Le Parti Communiste Français va tenir son congrès extraordinaire en novembre 2018 et son déroulement risque d’être assez particulier, en raison de la cristallisation de nombreuses oppositions à la direction. Après 1989, celle-ci a impulsé une ligne sociale-gouvernementale balançant par-dessus bord toujours plus des traditions de la base, au nom du maintien des élus et d’une existence à travers l’union de la gauche.

Cela a eu indéniablement un succès, au sens où le PCF a maintenu son existence et une présence réelle dans les institutions. Le développement de la France Insoumise de Jean-Luc Mélenchon est venu toutefois troubler cette démarche, son populisme attirant pas moins que la moitié de la base du PCF, l’autre moitié ayant peur de se faire phagocyter.

À cela s’ajoute une lisibilité électorale toujours plus faible, avec comme résultats des scores de 1,93% à la présidentielle de 2007 et 2,72% aux législatives de 2017.
Ce qui est en jeu désormais, c’est l’existence du PCF comme organisation « indépendante » : le choix de se lancer seul aux Européennes, avec Ian Brossat comme tête de liste, est la tentative de jouer le tout pour le tout.

Or, Ian Brossat a une ligne sociale-européenne qui déplaît fortement à une partie de la base, qui voit là une tentative de la direction de forcer une orientation bien déterminée, aux dépens des opposants. La direction n’avait d’ailleurs réussi à proposer une « base commune » en vue du congrès extraordinaire qu’avec 49 voix sur 91.

Cette « base commune » proposée par la direction y va pourtant très fort dans la radicalité verbale. Intitulée « Le communisme est la question du XXIe siècle », elle parle de dépassement du capitalisme et de maintien des « conquêtes de classe », exige des « nationalisations authentiques (et non simples étatisations hors d’atteinte du pouvoir populaire) », constate que « la classe des salarié·e·s est unie objectivement, dans sa subordination aux grands propriétaires qui, seuls, décident et profitent véritablement ».

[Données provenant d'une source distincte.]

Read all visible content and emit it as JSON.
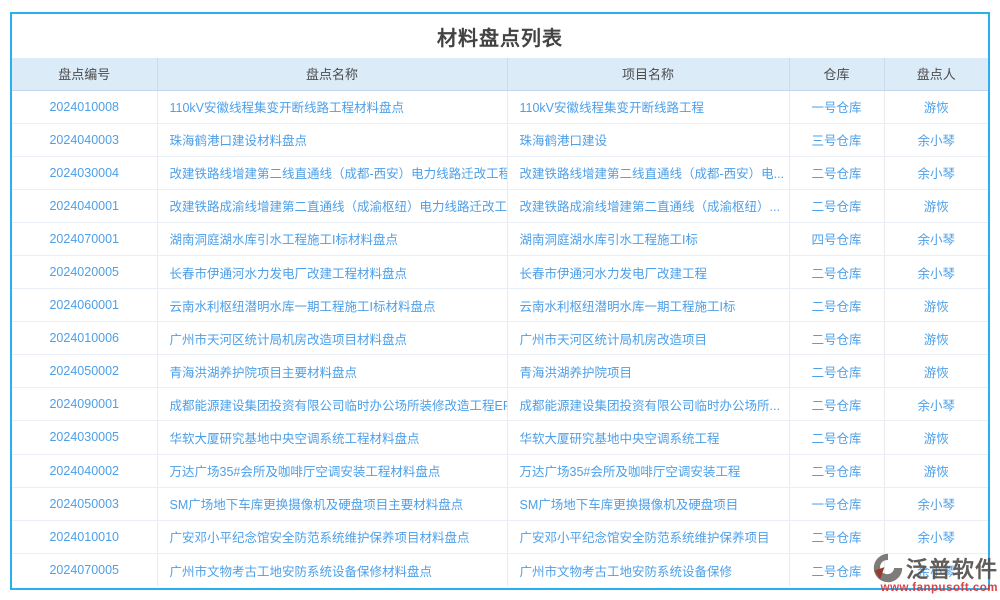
{
  "page": {
    "title": "材料盘点列表"
  },
  "table": {
    "columns": [
      {
        "key": "code",
        "label": "盘点编号"
      },
      {
        "key": "name",
        "label": "盘点名称"
      },
      {
        "key": "project",
        "label": "项目名称"
      },
      {
        "key": "warehouse",
        "label": "仓库"
      },
      {
        "key": "person",
        "label": "盘点人"
      }
    ],
    "rows": [
      {
        "code": "2024010008",
        "name": "110kV安徽线程集变开断线路工程材料盘点",
        "project": "110kV安徽线程集变开断线路工程",
        "warehouse": "一号仓库",
        "person": "游恢"
      },
      {
        "code": "2024040003",
        "name": "珠海鹤港口建设材料盘点",
        "project": "珠海鹤港口建设",
        "warehouse": "三号仓库",
        "person": "余小琴"
      },
      {
        "code": "2024030004",
        "name": "改建铁路线增建第二线直通线（成都-西安）电力线路迁改工程...",
        "project": "改建铁路线增建第二线直通线（成都-西安）电...",
        "warehouse": "二号仓库",
        "person": "余小琴"
      },
      {
        "code": "2024040001",
        "name": "改建铁路成渝线增建第二直通线（成渝枢纽）电力线路迁改工程...",
        "project": "改建铁路成渝线增建第二直通线（成渝枢纽）...",
        "warehouse": "二号仓库",
        "person": "游恢"
      },
      {
        "code": "2024070001",
        "name": "湖南洞庭湖水库引水工程施工I标材料盘点",
        "project": "湖南洞庭湖水库引水工程施工I标",
        "warehouse": "四号仓库",
        "person": "余小琴"
      },
      {
        "code": "2024020005",
        "name": "长春市伊通河水力发电厂改建工程材料盘点",
        "project": "长春市伊通河水力发电厂改建工程",
        "warehouse": "二号仓库",
        "person": "余小琴"
      },
      {
        "code": "2024060001",
        "name": "云南水利枢纽潜明水库一期工程施工I标材料盘点",
        "project": "云南水利枢纽潜明水库一期工程施工I标",
        "warehouse": "二号仓库",
        "person": "游恢"
      },
      {
        "code": "2024010006",
        "name": "广州市天河区统计局机房改造项目材料盘点",
        "project": "广州市天河区统计局机房改造项目",
        "warehouse": "二号仓库",
        "person": "游恢"
      },
      {
        "code": "2024050002",
        "name": "青海洪湖养护院项目主要材料盘点",
        "project": "青海洪湖养护院项目",
        "warehouse": "二号仓库",
        "person": "游恢"
      },
      {
        "code": "2024090001",
        "name": "成都能源建设集团投资有限公司临时办公场所装修改造工程EPC...",
        "project": "成都能源建设集团投资有限公司临时办公场所...",
        "warehouse": "二号仓库",
        "person": "余小琴"
      },
      {
        "code": "2024030005",
        "name": "华软大厦研究基地中央空调系统工程材料盘点",
        "project": "华软大厦研究基地中央空调系统工程",
        "warehouse": "二号仓库",
        "person": "游恢"
      },
      {
        "code": "2024040002",
        "name": "万达广场35#会所及咖啡厅空调安装工程材料盘点",
        "project": "万达广场35#会所及咖啡厅空调安装工程",
        "warehouse": "二号仓库",
        "person": "游恢"
      },
      {
        "code": "2024050003",
        "name": "SM广场地下车库更换摄像机及硬盘项目主要材料盘点",
        "project": "SM广场地下车库更换摄像机及硬盘项目",
        "warehouse": "一号仓库",
        "person": "余小琴"
      },
      {
        "code": "2024010010",
        "name": "广安邓小平纪念馆安全防范系统维护保养项目材料盘点",
        "project": "广安邓小平纪念馆安全防范系统维护保养项目",
        "warehouse": "二号仓库",
        "person": "余小琴"
      },
      {
        "code": "2024070005",
        "name": "广州市文物考古工地安防系统设备保修材料盘点",
        "project": "广州市文物考古工地安防系统设备保修",
        "warehouse": "二号仓库",
        "person": "余小琴"
      }
    ]
  },
  "watermark": {
    "brand": "泛普软件",
    "url": "www.fanpusoft.com"
  },
  "colors": {
    "panel_border": "#29b1ef",
    "header_bg": "#dcebf8",
    "link_text": "#4d9fe8",
    "title_text": "#434343",
    "watermark_brand": "#56514e",
    "watermark_url": "#d93434",
    "watermark_logo_gray": "#76726f",
    "watermark_logo_red": "#8d2e1f"
  }
}
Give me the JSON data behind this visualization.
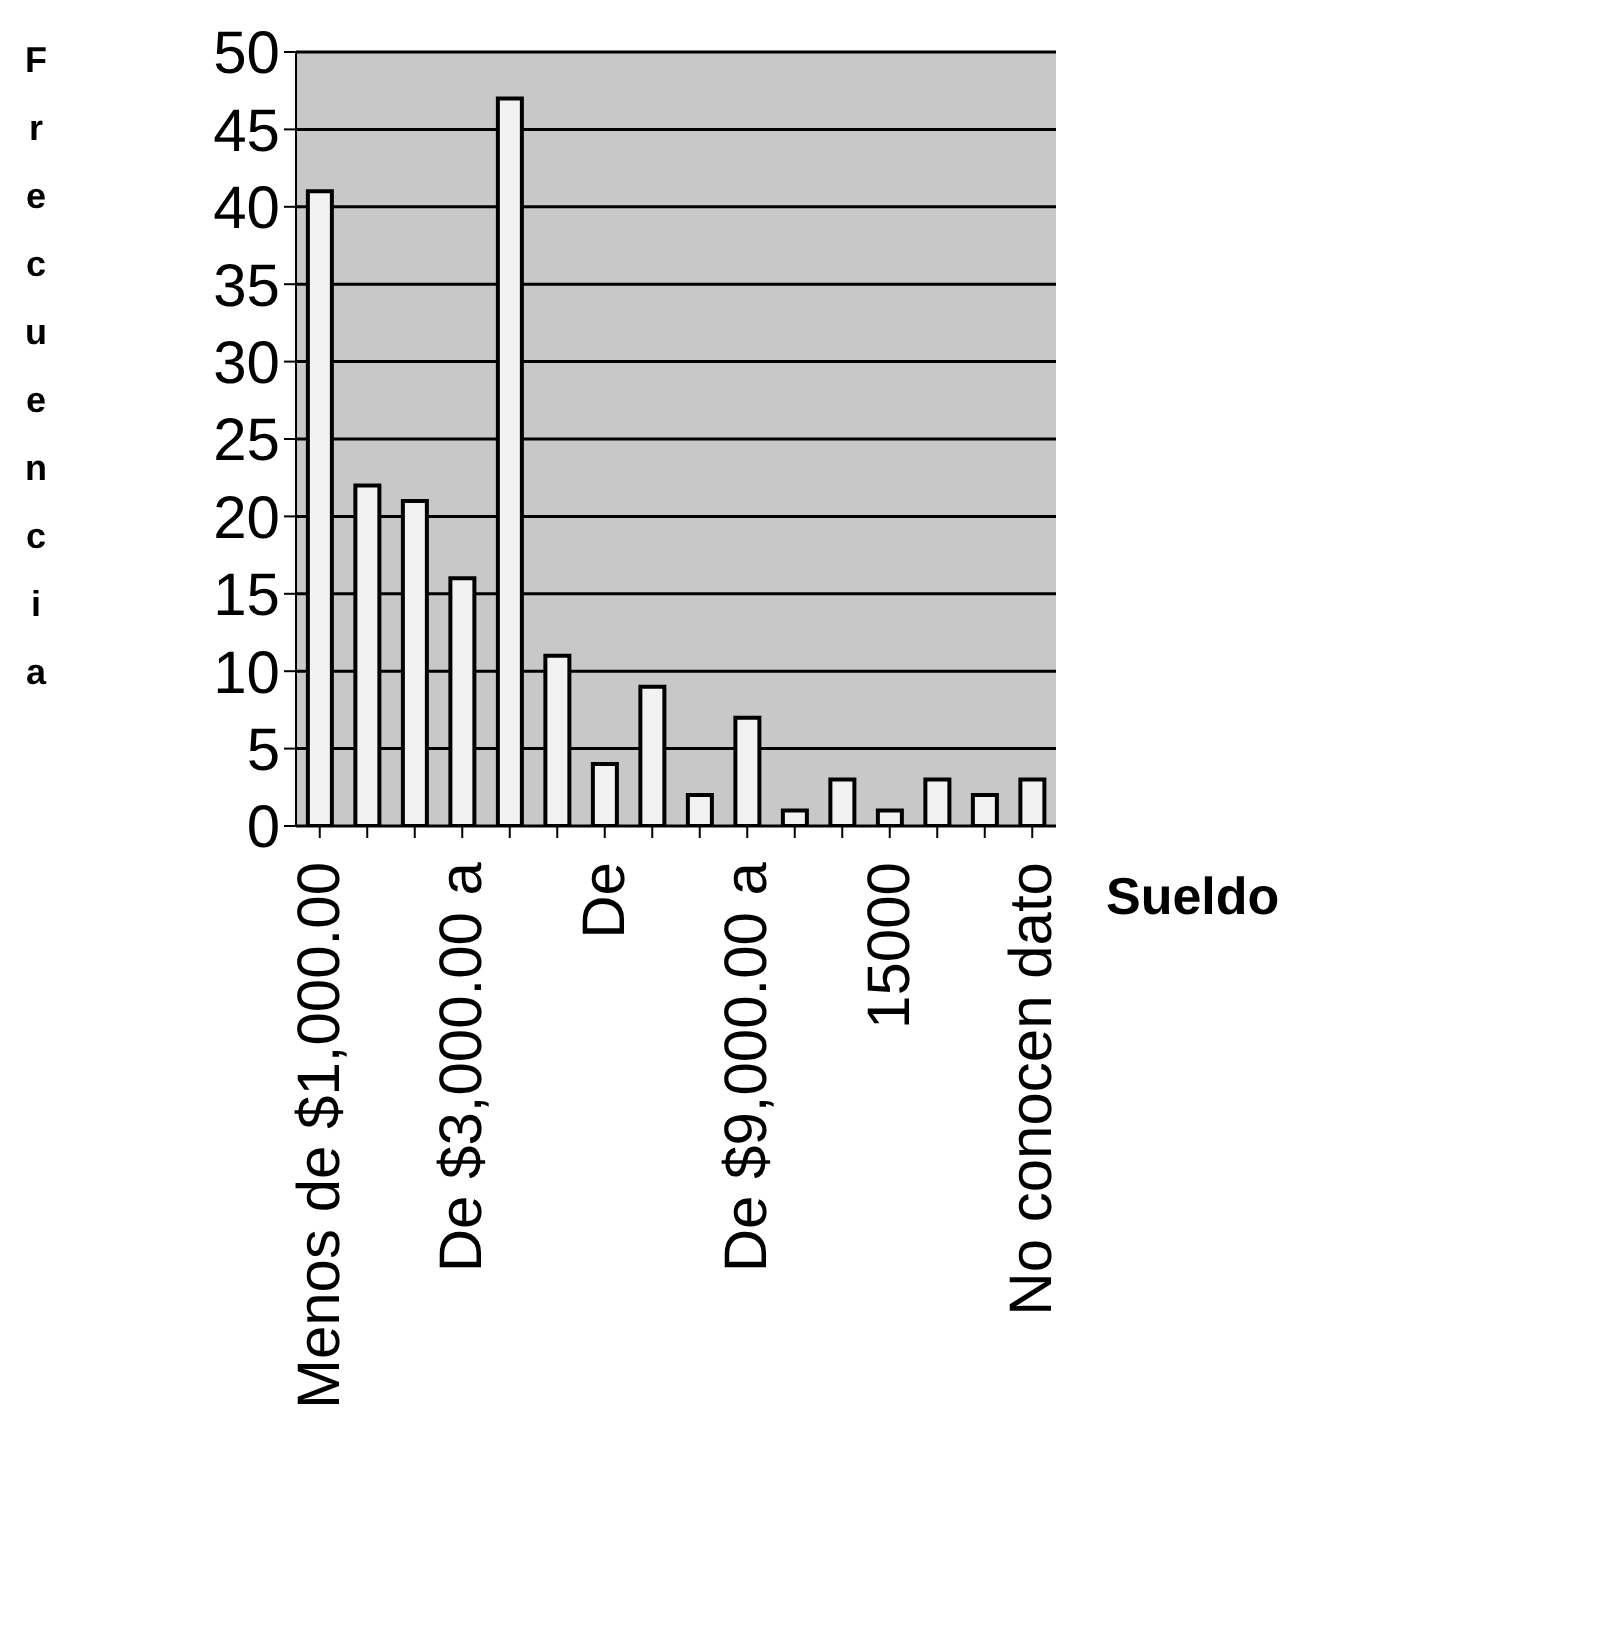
{
  "chart_data": {
    "type": "bar",
    "xlabel": "Sueldo",
    "ylabel": "Frecuencia",
    "categories": [
      "Menos de $1,000.00",
      null,
      null,
      "De $3,000.00 a",
      null,
      null,
      "De",
      null,
      null,
      "De $9,000.00 a",
      null,
      null,
      "15000",
      null,
      null,
      "No conocen dato"
    ],
    "values": [
      41,
      22,
      21,
      16,
      47,
      11,
      4,
      9,
      2,
      7,
      1,
      3,
      1,
      3,
      2,
      3
    ],
    "color": "#f2f2f2",
    "ylim": [
      0,
      50
    ],
    "yticks": [
      0,
      5,
      10,
      15,
      20,
      25,
      30,
      35,
      40,
      45,
      50
    ],
    "grid": "y"
  }
}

Cependant, attention ! Il ne s’agit pas de la reprise du discours du PCF des années 1970 ou 1980. Pour la direction du PCF, dont l’université d’été reflète le style et l’approche intellectuelle, le « communisme » est une sorte de contrepoids démocratique au capitalisme, consistant en une mobilisation pour prendre le dessus sur « l’argent ».

Le mot « socialisme » ne revient par conséquent pas dans le document, à part pour affirmer que certains dans le PCF regrettent que ce concept ait disparu. A l’inverse, le rôle des élus est souligné, ainsi que les nécessités de pression populaire.

C’est-à-dire que le PCF veut se profiler comme force de l’idéal, de l’utopie, comme force anticapitaliste, sans aucunement proposer de transition, d’État socialiste, de contre-valeurs. C’est là la rupture fondamentale avec le mouvement ouvrier qui exigeait une société socialiste allant au communisme.

La question de la transition a, on le sait, donné naissance aux anarchistes-communistes, aux socialistes et aux communistes, qui s’opposent sur sa nature et sur son rythme. Cependant, le moment de transition n’était pas nié, il était plus ou moins raccourci, défini différemment, etc.

Avec le PCF on est ici dans quelque chose de tout à fait différent et l’écriture inclusive employée en donne l’origine : ses thèses sont celles d’intellectuels comme l’italien Toni Negri et le français Alain Badiou, voire même en poussant légèrement le bouchon comme le français Julien Coupat et le courant dit « communisant » de l’ultra-gauche.

Le « communisme » serait déjà là, comme force associative des gens d’en-bas ; il n’y aurait pas besoin d’idéologie ni d’organisation, mais simplement de bonne volonté pour établir des rapports qui « dépasseraient » le capitalisme. Quiconque a eu la possibilité de discuter avec des zadistes ou des gens de Nuit debout connaît bien cette approche par excellence petite-bourgeoise, au sens d’une négation tant de l’État que de la réalité du capitalisme comme type de production bien déterminé à l’échelle de la société toute entière.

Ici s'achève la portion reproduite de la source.